Finanzmarktaufsicht, Hypo, Bankenabgabe

Richtige Konsequenzen aus Hypodebakel ziehen

Die Hypo wird nach dem durch die Kärntner FPÖ verschuldeten Debakel „bestmöglich abwickelt werden“, betonte Bundeskanzler Werner Faymann im Nationalrat. Es ist aber auch notwendig, „die richtigen Schlüsse zu ziehen, damit sich der Fall der Hypo nicht wiederholen kann“, stellte Faymann klar.

Es braucht noch Zeit, bis auch der letzte Kredit abgebaut ist, sagte Faymann. Zur Stunde bestehen noch 12,5 Milliarden Euro an Haftungen des Landes. Die Bilanzsumme konnte bisher von 40 Milliarden auf rund 27 Milliarden Euro reduziert werden. Aktuell wird das Modell einer Anstaltslösung geprüft. Deutschland hat dieses Modell bereits erfolgreich angewandt. Einer Konkurs-Lösung steht der Bundeskanzler skeptisch gegenüber. Das Risiko der Ansteckung anderer Banken und des Vertrauensverlusts in österreichische Institute ist dafür zu hoch.

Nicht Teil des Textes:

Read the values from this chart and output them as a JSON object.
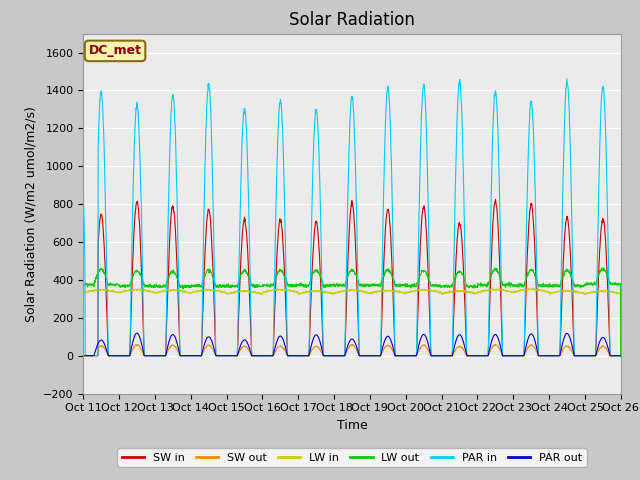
{
  "title": "Solar Radiation",
  "ylabel": "Solar Radiation (W/m2 umol/m2/s)",
  "xlabel": "Time",
  "ylim": [
    -200,
    1700
  ],
  "yticks": [
    -200,
    0,
    200,
    400,
    600,
    800,
    1000,
    1200,
    1400,
    1600
  ],
  "xtick_labels": [
    "Oct 11",
    "Oct 12",
    "Oct 13",
    "Oct 14",
    "Oct 15",
    "Oct 16",
    "Oct 17",
    "Oct 18",
    "Oct 19",
    "Oct 20",
    "Oct 21",
    "Oct 22",
    "Oct 23",
    "Oct 24",
    "Oct 25",
    "Oct 26"
  ],
  "legend_label": "DC_met",
  "series": [
    "SW in",
    "SW out",
    "LW in",
    "LW out",
    "PAR in",
    "PAR out"
  ],
  "colors": {
    "SW in": "#cc0000",
    "SW out": "#ff8800",
    "LW in": "#cccc00",
    "LW out": "#00cc00",
    "PAR in": "#00ccff",
    "PAR out": "#0000cc"
  },
  "fig_bg": "#c8c8c8",
  "plot_bg": "#ebebeb",
  "title_fontsize": 12,
  "label_fontsize": 9,
  "tick_fontsize": 8
}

Faymann fordert funktionierende europäische Aufsicht

Bundeskanzler Faymann kritisierte in seiner Rede die verantwortungslose Politik der FPÖ in Kärnten, die das Hypo-Debakel verschuldet hat. Seit 2009 müssen in der Causa Hypo Probleme gelöst werden, die davor verursacht wurden. Bereits 2003 hat es erste Hinweise gegeben, dass die Kontrollmöglichkeiten in Kärnten nicht ausreichend beachtet wurden. „Die Hypo Alpe Adria ist ein Beispiel dafür, dass die umfassende Regulierung der Finanzmärkte, die Bankenunion und die Umsetzung eines effektiven Mechanismus für eine geordnete Abwicklung von Banken wichtig sind“, so Faymann über die notwendigen politischen Konsequenzen aus dem Hypo-Debakel. Die Bankenabgabe und andere Beiträge aus dem Finanzsektor sind gerechtfertigt, „weil die Steuerzahler Schäden aus dem Bereich nicht alleine tragen können“, stellte Faymann klar. Er fordert eine europäische Finanzmarktregulierung. „Das Beispiel der Hypo zeigt, dass hier hoher Nachholbedarf besteht. Wir brauchen eine funktionierende europäische Aufsicht.“

Krainer: Schaden ist von der FPÖ ausgegangen

Der Steuerzahler hat das Hypo-Desaster 2009 „durch die unverantwortliche Politik der FPÖ in Kärnten umgehängt bekommen“, machte SPÖ-Finanzsprecher Jan Krainer deutlich. „Wir schauen nun darauf, dass die Kosten am Ende des Tages für den Steuerzahler möglichst gering sind und dass der Finanzmarkt dafür zahlt“, betonte Krainer. 2009 wurde die Notverstaatlichung nötig, weil die FPÖ in Kärnten den Unterschied zwischen Bank und Bankomat nicht ganz verstanden hatte, stellte Krainer klar. Bundeskanzler Werner Faymann hat dann 2010 als erste Konsequenz die Bankenabgabe eingeführt, mit dem Ziel, die Beteiligung der Banken an den Krisenkosten und an der Finanzierung der Bankenrettungen zu erreichen. „Es ist wesentlich, dass nicht nur die Steuerzahler die Kosten zahlen, sondern auch die, die davon profitiert haben, dass die Hypo gerettet wurde“, stellte Krainer klar. In der vergangenen Legislaturperiode haben die Banken vier Milliarden über Bankenabgabe und Haftungsentgelte beigesteuert, in den nächsten Jahren werden es weitere sieben Milliarden sein, erklärte der Finanzsprecher.